I did my calculations using Python and a small amount of inline C++, using the Numpy and Weave libraries.
My approach is based on simonfunk's SVD method. That is, we predict a user's rating of a movie by taking the dot product of two vectors, one corresponding to the movie and one corresponding to the user.
My twist on this approach was to use a Bayesian sampler. Instead of seeking a single best model (set of vectors for movies and users), we sample from the posterior distribution of all possible models. For each sample, rating predictions are made, and the final prediction is the average of these sample predictions.
The sampler used was a Gibbs sampler. Initial movie and user vectors take random values. To produce a new sample one iterates:
- Sample movie vectors, given current user vectors
- Sample user vectors, given current movie vectors
An Empirical Bayesian conjugate prior was used.
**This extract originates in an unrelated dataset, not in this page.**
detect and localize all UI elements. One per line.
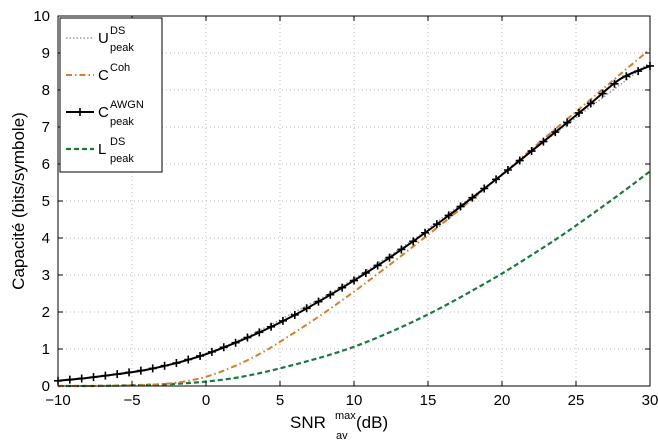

That is, when sampling each movie vector we have an apriori expectation that the vector will have a multivariate Gaussian distribution estimated using all current movie vectors. We then examine each known rating for that movie in turn, updating our beliefs appropriately (thus shrinking the multivariate Gaussian distribution). A sample is then drawn from the distribution obtained after examining all known ratings for that movie. The same process is used for user vectors.
Note that unlike simonfunk, who builds up his vectors one element at a time, my approach produces every element of the vector in one step (using some fairly simple linear algebra). The book "Bayesian Data Analysis" describes the necessary equations to do this.
The RMSE of 0.8937 was obtained using 256 element vectors, and took several weeks to compute on a 3GHz PC.